The States are in financial trouble; there is no doubt about this fact. Tax revenues of all types for the most part are down, so States look for ways to increase revenue to make their bills. One issue that has been plaguing states for years are lost tax revenue on online sales. Goods are often cheaper to purchase online because there is often no sales tax to pay.
As the law is now, when you purchase something online, you are supposed to remit the applicable sales tax to your State's tax authority. Almost no one does this. Well the States are beginning to fight back and with their fight may come unintended consequences. If everyone had to pay sales taxes on online sales, then everything becomes more expensive immediately.
While it seems reasonable to require these online retailers to collect tax to help close the State budget gap, what are the potential consequences and what effect can they have? Recently, California passed a law requiring online retailers such as Amazon to collect and remit applicable sales taxes for sales that occur in that State if they have in-state affiliates. Amazon's solution: cut ties with local affiliates in the State's that have these laws.

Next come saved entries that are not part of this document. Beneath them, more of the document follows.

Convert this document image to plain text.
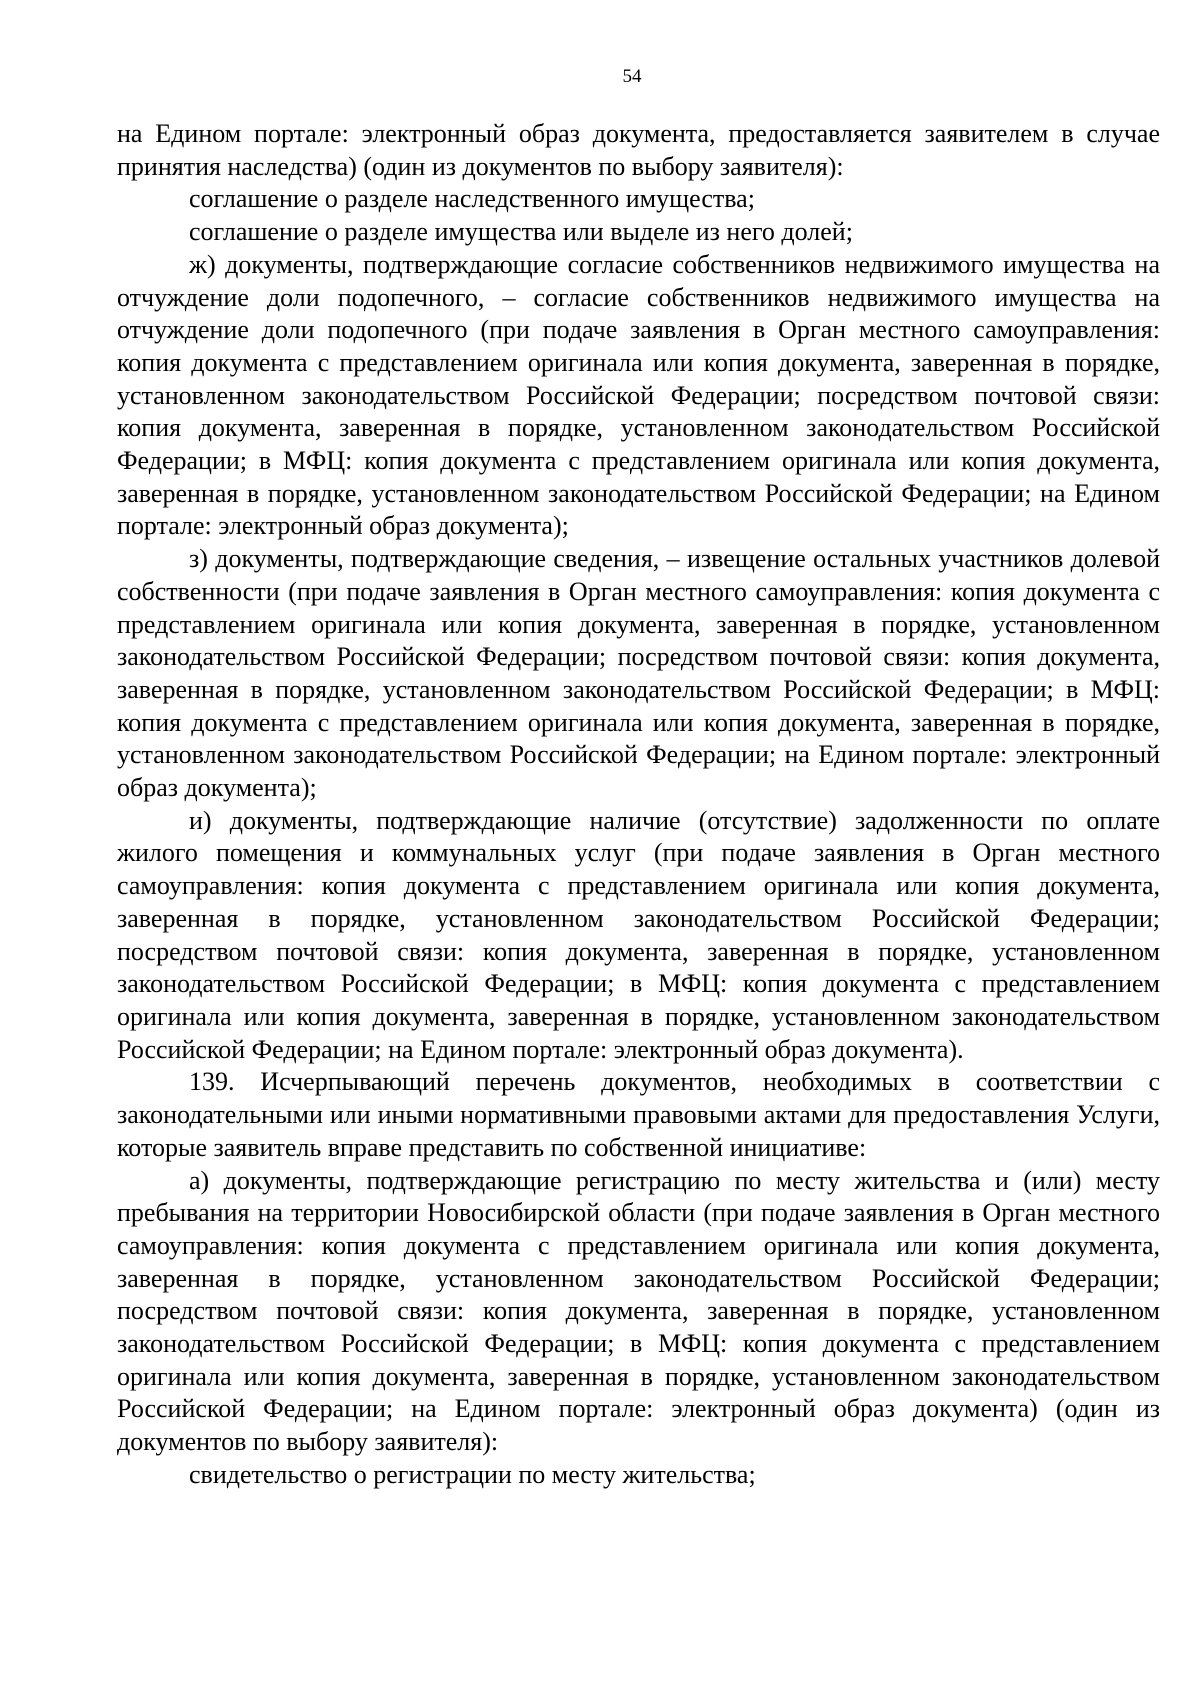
54

на Едином портале: электронный образ документа, предоставляется заявителем в случае принятия наследства) (один из документов по выбору заявителя):

соглашение о разделе наследственного имущества;

соглашение о разделе имущества или выделе из него долей;

ж) документы, подтверждающие согласие собственников недвижимого имущества на отчуждение доли подопечного, – согласие собственников недвижимого имущества на отчуждение доли подопечного (при подаче заявления в Орган местного самоуправления: копия документа с представлением оригинала или копия документа, заверенная в порядке, установленном законодательством Российской Федерации; посредством почтовой связи: копия документа, заверенная в порядке, установленном законодательством Российской Федерации; в МФЦ: копия документа с представлением оригинала или копия документа, заверенная в порядке, установленном законодательством Российской Федерации; на Едином портале: электронный образ документа);

з) документы, подтверждающие сведения, – извещение остальных участников долевой собственности (при подаче заявления в Орган местного самоуправления: копия документа с представлением оригинала или копия документа, заверенная в порядке, установленном законодательством Российской Федерации; посредством почтовой связи: копия документа, заверенная в порядке, установленном законодательством Российской Федерации; в МФЦ: копия документа с представлением оригинала или копия документа, заверенная в порядке, установленном законодательством Российской Федерации; на Едином портале: электронный образ документа);

и) документы, подтверждающие наличие (отсутствие) задолженности по оплате жилого помещения и коммунальных услуг (при подаче заявления в Орган местного самоуправления: копия документа с представлением оригинала или копия документа, заверенная в порядке, установленном законодательством Российской Федерации; посредством почтовой связи: копия документа, заверенная в порядке, установленном законодательством Российской Федерации; в МФЦ: копия документа с представлением оригинала или копия документа, заверенная в порядке, установленном законодательством Российской Федерации; на Едином портале: электронный образ документа).

139. Исчерпывающий перечень документов, необходимых в соответствии с законодательными или иными нормативными правовыми актами для предоставления Услуги, которые заявитель вправе представить по собственной инициативе:

а) документы, подтверждающие регистрацию по месту жительства и (или) месту пребывания на территории Новосибирской области (при подаче заявления в Орган местного самоуправления: копия документа с представлением оригинала или копия документа, заверенная в порядке, установленном законодательством Российской Федерации; посредством почтовой связи: копия документа, заверенная в порядке, установленном законодательством Российской Федерации; в МФЦ: копия документа с представлением оригинала или копия документа, заверенная в порядке, установленном законодательством Российской Федерации; на Едином портале: электронный образ документа) (один из документов по выбору заявителя):

свидетельство о регистрации по месту жительства;
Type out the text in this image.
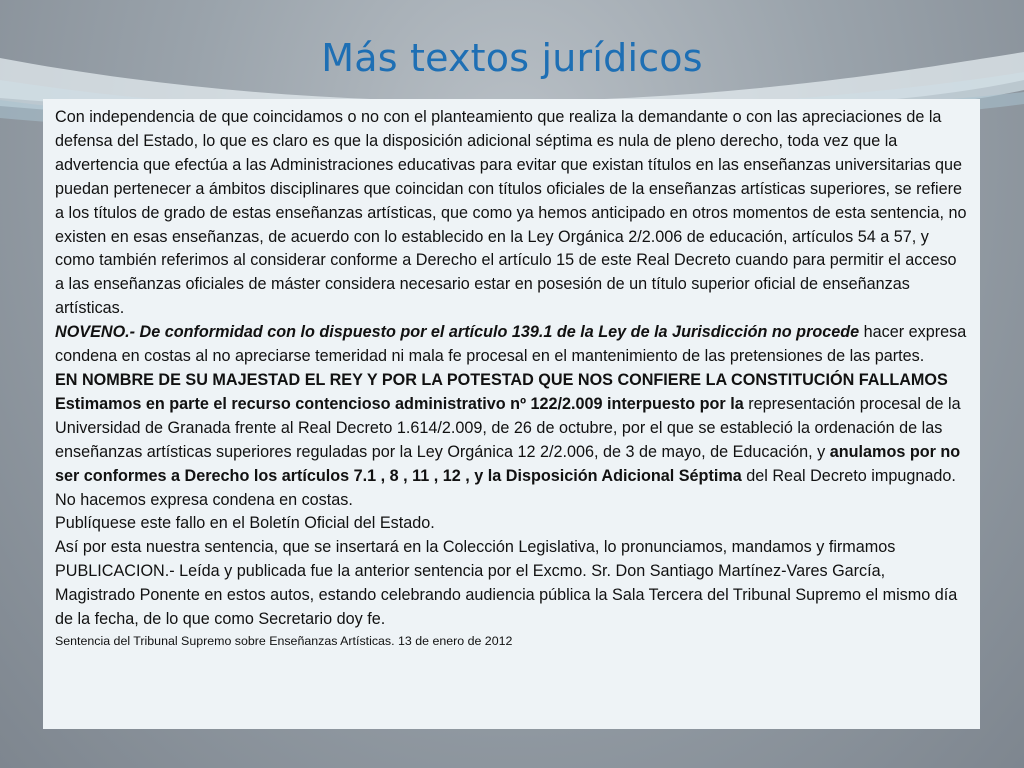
Más textos jurídicos

Con independencia de que coincidamos o no con el planteamiento que realiza la demandante o con las apreciaciones de la defensa del Estado, lo que es claro es que la disposición adicional séptima es nula de pleno derecho, toda vez que la advertencia que efectúa a las Administraciones educativas para evitar que existan títulos en las enseñanzas universitarias que puedan pertenecer a ámbitos disciplinares que coincidan con títulos oficiales de la enseñanzas artísticas superiores, se refiere a los títulos de grado de estas enseñanzas artísticas, que como ya hemos anticipado en otros momentos de esta sentencia, no existen en esas enseñanzas, de acuerdo con lo establecido en la Ley Orgánica 2/2.006 de educación, artículos 54 a 57, y como también referimos al considerar conforme a Derecho el artículo 15 de este Real Decreto cuando para permitir el acceso a las enseñanzas oficiales de máster considera necesario estar en posesión de un título superior oficial de enseñanzas artísticas.

NOVENO.- De conformidad con lo dispuesto por el artículo 139.1 de la Ley de la Jurisdicción no procede hacer expresa condena en costas al no apreciarse temeridad ni mala fe procesal en el mantenimiento de las pretensiones de las partes.

EN NOMBRE DE SU MAJESTAD EL REY Y POR LA POTESTAD QUE NOS CONFIERE LA CONSTITUCIÓN FALLAMOS

Estimamos en parte el recurso contencioso administrativo nº 122/2.009 interpuesto por la representación procesal de la Universidad de Granada frente al Real Decreto 1.614/2.009, de 26 de octubre, por el que se estableció la ordenación de las enseñanzas artísticas superiores reguladas por la Ley Orgánica 12 2/2.006, de 3 de mayo, de Educación, y anulamos por no ser conformes a Derecho los artículos 7.1 , 8 , 11 , 12 , y la Disposición Adicional Séptima del Real Decreto impugnado. No hacemos expresa condena en costas.

Publíquese este fallo en el Boletín Oficial del Estado.

Así por esta nuestra sentencia, que se insertará en la Colección Legislativa, lo pronunciamos, mandamos y firmamos PUBLICACION.- Leída y publicada fue la anterior sentencia por el Excmo. Sr. Don Santiago Martínez-Vares García, Magistrado Ponente en estos autos, estando celebrando audiencia pública la Sala Tercera del Tribunal Supremo el mismo día de la fecha, de lo que como Secretario doy fe.

Sentencia del Tribunal Supremo sobre Enseñanzas Artísticas. 13 de enero de 2012
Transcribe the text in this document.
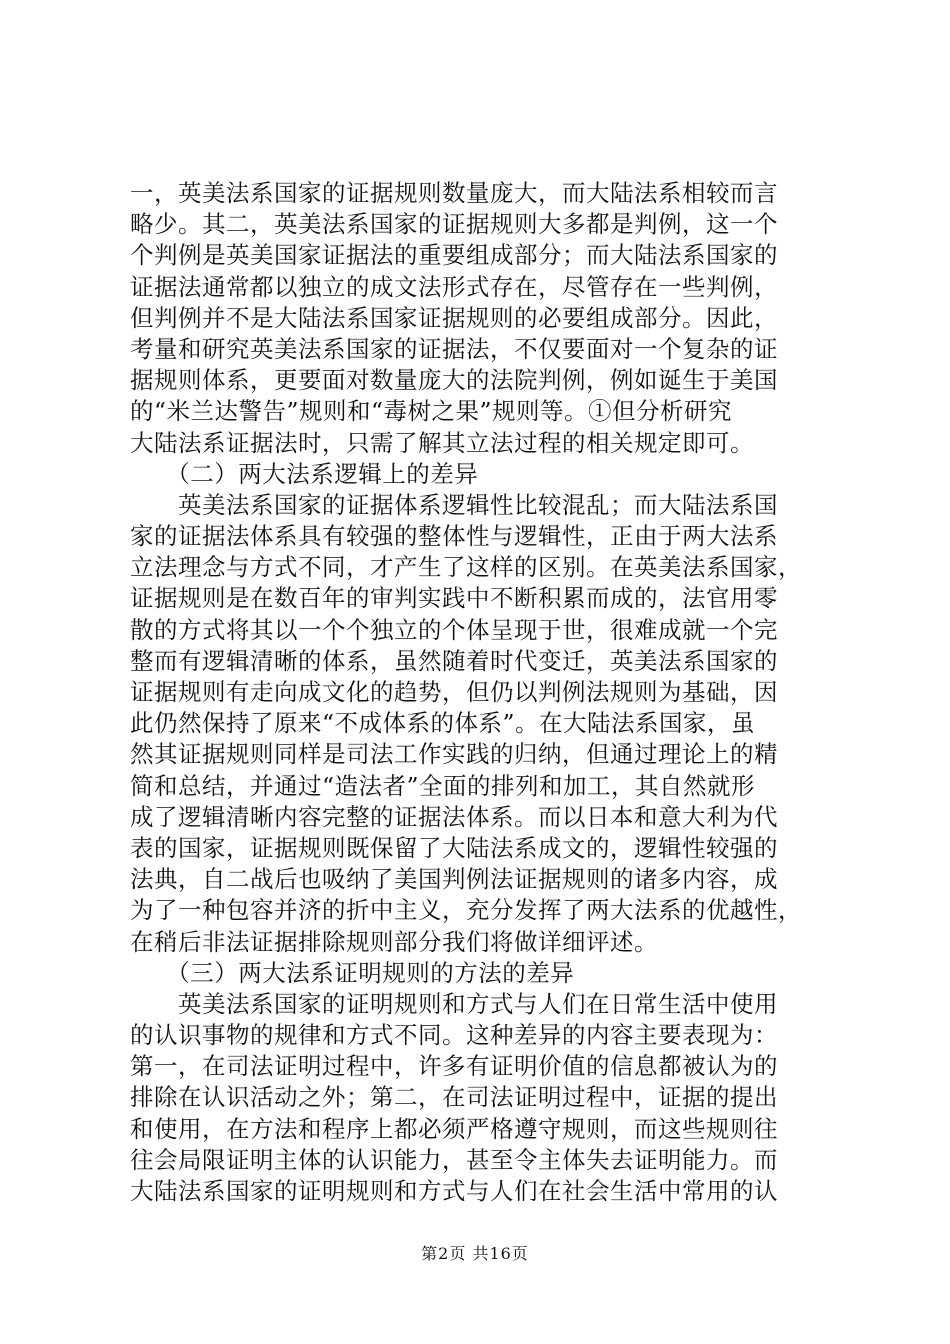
一，英美法系国家的证据规则数量庞大，而大陆法系相较而言
略少。其二，英美法系国家的证据规则大多都是判例，这一个
个判例是英美国家证据法的重要组成部分；而大陆法系国家的
证据法通常都以独立的成文法形式存在，尽管存在一些判例，
但判例并不是大陆法系国家证据规则的必要组成部分。因此，
考量和研究英美法系国家的证据法，不仅要面对一个复杂的证
据规则体系，更要面对数量庞大的法院判例，例如诞生于美国
的“米兰达警告”规则和“毒树之果”规则等。①但分析研究
大陆法系证据法时，只需了解其立法过程的相关规定即可。
　　（二）两大法系逻辑上的差异
　　英美法系国家的证据体系逻辑性比较混乱；而大陆法系国
家的证据法体系具有较强的整体性与逻辑性，正由于两大法系
立法理念与方式不同，才产生了这样的区别。在英美法系国家，
证据规则是在数百年的审判实践中不断积累而成的，法官用零
散的方式将其以一个个独立的个体呈现于世，很难成就一个完
整而有逻辑清晰的体系，虽然随着时代变迁，英美法系国家的
证据规则有走向成文化的趋势，但仍以判例法规则为基础，因
此仍然保持了原来“不成体系的体系”。在大陆法系国家，虽
然其证据规则同样是司法工作实践的归纳，但通过理论上的精
简和总结，并通过“造法者”全面的排列和加工，其自然就形
成了逻辑清晰内容完整的证据法体系。而以日本和意大利为代
表的国家，证据规则既保留了大陆法系成文的，逻辑性较强的
法典，自二战后也吸纳了美国判例法证据规则的诸多内容，成
为了一种包容并济的折中主义，充分发挥了两大法系的优越性，
在稍后非法证据排除规则部分我们将做详细评述。
　　（三）两大法系证明规则的方法的差异
　　英美法系国家的证明规则和方式与人们在日常生活中使用
的认识事物的规律和方式不同。这种差异的内容主要表现为：
第一，在司法证明过程中，许多有证明价值的信息都被认为的
排除在认识活动之外；第二，在司法证明过程中，证据的提出
和使用，在方法和程序上都必须严格遵守规则，而这些规则往
往会局限证明主体的认识能力，甚至令主体失去证明能力。而
大陆法系国家的证明规则和方式与人们在社会生活中常用的认
第2页 共16页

So on to the unintended consequences.
If an online retailer cuts ties with a local affiliate, the customer purchasing the product will still purchase it however the product is likely to come from another state thereby skirting the tax collection requirement. Whatever the economic benefit the state affiliate had before is now lost. This means the State doesn't collect the revenue they were hoping to and the local affiliate now has less money to pay employees who in turn have less money to spend which has a negative impact on the local economy and makes the problem worse.
If the States want to fix this problem, they will have to be more creative.